La première partie du texte présente la place des femmes dans les soins domestiques et leur rôle central dans le contexte des soins familiaux du Québec des années 1930-1960. Les femmes transmettent les soins, et les réseaux familiaux tiennent une place prépondérante. La deuxième partie propose une description des soins domestiques, de l'importance des remèdes dans cet univers et des transformations introduites par l'espace marchand. La troisième partie aborde les dimensions variées de l'itinéraire des femmes lorsque les soins domestiques sont insuffisants. Comme on le verra, c'est entre le soigneux, le docteur et Dieu que s'opèrent les choix, ce qui révèle comment cohabitent ou non les réalités domestiques et extra-domestiques dans l'espace thérapeutique, et comment se partagent les responsabilités de vie et de mort, déléguées parfois au monde de l'expertise ou du surnaturel. Pour finir, nous suggérons des pistes de recherche à propos des concepts d'itinéraire, d'embodiment, de localisme et de soins. Mais auparavant, voyons succinctement les questions de méthode.

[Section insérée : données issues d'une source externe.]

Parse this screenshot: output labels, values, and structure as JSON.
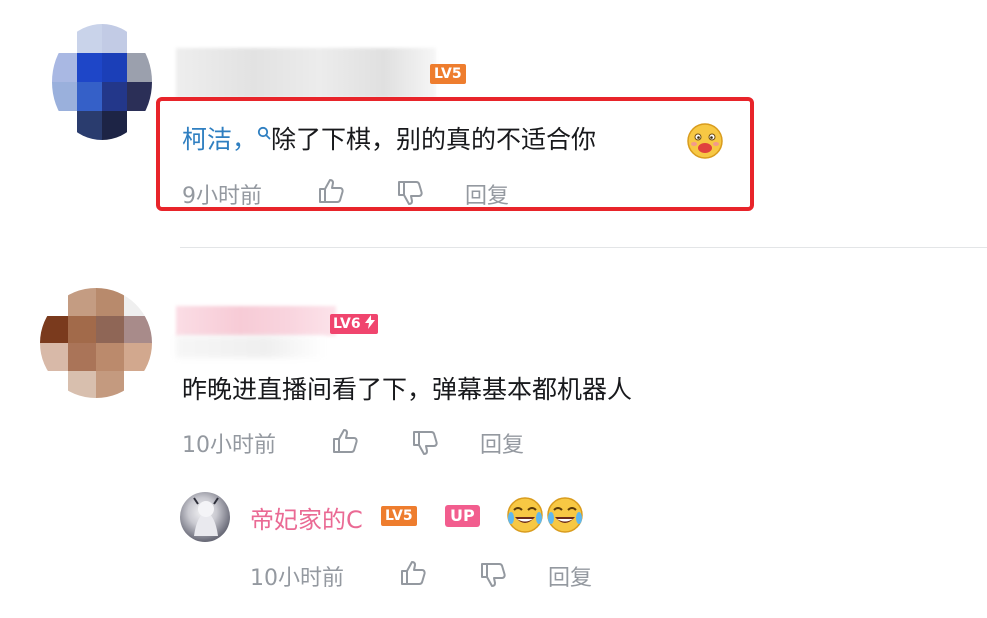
{
  "comments": [
    {
      "level": "LV5",
      "mention": "柯洁，",
      "text": "除了下棋，别的真的不适合你",
      "emoji": "awkward-face-emoji",
      "time": "9小时前",
      "reply_label": "回复"
    },
    {
      "level": "LV6",
      "text": "昨晚进直播间看了下，弹幕基本都机器人",
      "time": "10小时前",
      "reply_label": "回复",
      "replies": [
        {
          "username": "帝妃家的C",
          "level": "LV5",
          "badge": "UP",
          "emojis": [
            "crying-laughing-emoji",
            "crying-laughing-emoji"
          ],
          "time": "10小时前",
          "reply_label": "回复"
        }
      ]
    }
  ],
  "colors": {
    "highlight": "#e8242a",
    "mention": "#2f7fc1",
    "lv5": "#ee7d2e",
    "lv6": "#f0456e",
    "up_badge": "#f25d8e",
    "reply_username": "#ea6a94",
    "meta_text": "#9499a0"
  }
}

[1] La situation est différente chez les historiens et les sociologues, plus nombreux à réfléchir sur cette question. Par ailleurs, la majorité des manuels américains et français ne font à peu près pas état de la question du genre dans l'espace thérapeutique (par exemple, Johnson et Sargent 1990 ; Lindenbaum et Lock 1993 ; Laplantine 1986 ; Benoist 1996, ainsi que les ouvrages de réflexion théorique des dernières années comme Good 1996 ou Kleinman 1995). Les ouvrages d'anthropologie de la santé qui tiennent compte du genre traitent surtout de la reproduction (Lock 1993 ; Martin 1992 ; Sargent 1996), malgré quelques exceptions (voir Desclaux 1996 ; Tremblay 1995). Curieusement, la littérature publiée sur le thème femme et développement international ne comprend pas d'études majeures sur cette question. On peut toutefois citer l'apport d'ouvrages comme ceux de McClain (1989) et Sheper-Hugues (1992) qui mettent en évidence certains aspects du travail de soins accompli par les femmes, notamment l'introduction de McClain (ibid.).

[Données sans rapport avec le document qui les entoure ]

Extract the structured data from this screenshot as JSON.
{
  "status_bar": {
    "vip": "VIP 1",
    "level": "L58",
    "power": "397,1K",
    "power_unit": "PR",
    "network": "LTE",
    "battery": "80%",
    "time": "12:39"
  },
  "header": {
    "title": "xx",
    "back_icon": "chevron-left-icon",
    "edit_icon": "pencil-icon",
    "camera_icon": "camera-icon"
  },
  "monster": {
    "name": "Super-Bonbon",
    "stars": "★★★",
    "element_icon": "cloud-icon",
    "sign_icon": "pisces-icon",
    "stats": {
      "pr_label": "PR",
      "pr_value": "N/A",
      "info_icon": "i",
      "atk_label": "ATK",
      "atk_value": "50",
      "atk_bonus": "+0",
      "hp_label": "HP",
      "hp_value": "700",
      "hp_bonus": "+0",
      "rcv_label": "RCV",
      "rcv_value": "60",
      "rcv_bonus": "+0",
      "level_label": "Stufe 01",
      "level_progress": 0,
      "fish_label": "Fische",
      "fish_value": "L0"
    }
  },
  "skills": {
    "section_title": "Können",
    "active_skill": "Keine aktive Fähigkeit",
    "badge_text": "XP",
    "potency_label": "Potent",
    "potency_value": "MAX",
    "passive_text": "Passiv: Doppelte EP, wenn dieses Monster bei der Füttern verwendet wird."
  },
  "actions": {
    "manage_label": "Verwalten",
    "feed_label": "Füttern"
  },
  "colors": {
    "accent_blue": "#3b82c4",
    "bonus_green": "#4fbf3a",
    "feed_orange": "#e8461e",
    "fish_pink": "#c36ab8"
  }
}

[2] Le groupe domestique renvoie au concept de Ségalen (1996), c'est-à-dire l'unité de résidence/ consommation. Il équivaut à household et maisonnée. Au Québec, les groupes domestiques étaient composés, avant les années 1960 et à la campagne surtout, de la famille élargie (père, mère, enfants, grands-parents et parfois collatéraux), mais déjà s'imposait la famille nucléaire. Nous utiliserons indifféremment les termes maisonnée et groupe domestique pour désigner le lieu des soins.

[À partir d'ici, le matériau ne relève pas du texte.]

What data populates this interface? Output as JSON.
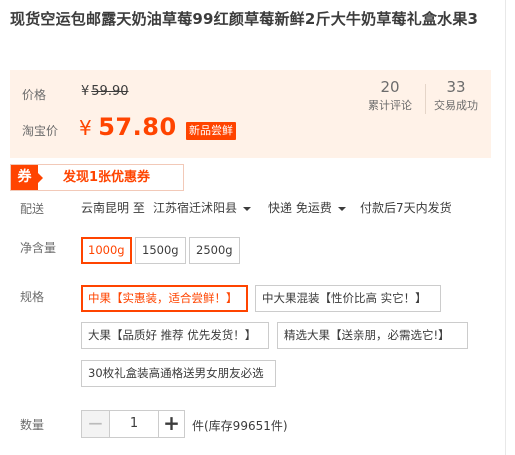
{
  "title": "现货空运包邮露天奶油草莓99红颜草莓新鲜2斤大牛奶草莓礼盒水果3",
  "price": {
    "orig_label": "价格",
    "orig_currency": "¥",
    "orig_value": "59.90",
    "tb_label": "淘宝价",
    "tb_currency": "¥",
    "tb_value": "57.80",
    "badge": "新品尝鲜",
    "accent_color": "#ff4400"
  },
  "stats": [
    {
      "count": "20",
      "label": "累计评论"
    },
    {
      "count": "33",
      "label": "交易成功"
    }
  ],
  "coupon": {
    "tag": "券",
    "text": "发现1张优惠券"
  },
  "shipping": {
    "label": "配送",
    "from": "云南昆明 至",
    "to": "江苏宿迁沭阳县",
    "method": "快递 免运费",
    "note": "付款后7天内发货"
  },
  "net_weight": {
    "label": "净含量",
    "options": [
      "1000g",
      "1500g",
      "2500g"
    ],
    "selected": "1000g"
  },
  "spec": {
    "label": "规格",
    "options": [
      "中果【实惠装，适合尝鲜！】",
      "中大果混装【性价比高 实它！】",
      "大果【品质好 推荐 优先发货！】",
      "精选大果【送亲朋，必需选它!】",
      "30枚礼盒装高通格送男女朋友必选"
    ],
    "selected": "中果【实惠装，适合尝鲜！】"
  },
  "quantity": {
    "label": "数量",
    "minus": "−",
    "value": "1",
    "plus": "+",
    "stock_text": "件(库存99651件)"
  }
}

[3] Les analyses historiques sur les chasses aux sorcières aux XVe-XVIIe siècles montrent que les paysannes âgées, détentrices de savoirs sur les soins et la médecine, en étaient les principales victimes (Muchembled 1979). Dans les sociétés contemporaines, de nombreux écrits sur les femmes et le développement (Dagenais et Piché 1994 ; Labrecque 1994) mettent l'accent sur l'apport des femmes aux besoins essentiels (eau, nutrition), mais négligent d'insérer le travail de soins à ces activités. L'apport des femmes aux soins domestiques se révèle cependant dans le contexte du vieillissement des populations en Occident : les soins à domicile aux personnes âgées sont l'objet d'une attention particulière (Guberman, Maillé et Maheux 1991 ; Leseman et Martin 1993). La production familiale de la santé (Bungener 1987, Waissman 1991) et les soins aux enfants (Cresson 1991) ont aussi été étudiés. En anthropologie, on doit la meilleure contribution à McClain (1989) et en sociologie à Graham (1985).
[4] Nous utilisons le concept de reproduction dans le prolongement des réflexions féministes sur la question. Ce concept prend différents sens (Narotzky 1997) : reproduction sociale, reproduction de la force de travail, reproduction biologique. Nous retenons ici son usage empirique et descriptif des tâches associées à la reproduction biologique au sens large : tout travail effectué principalement par les femmes dans les groupes domestiques et visant l'entretien et le maintien de la vie, de la conception à la mort.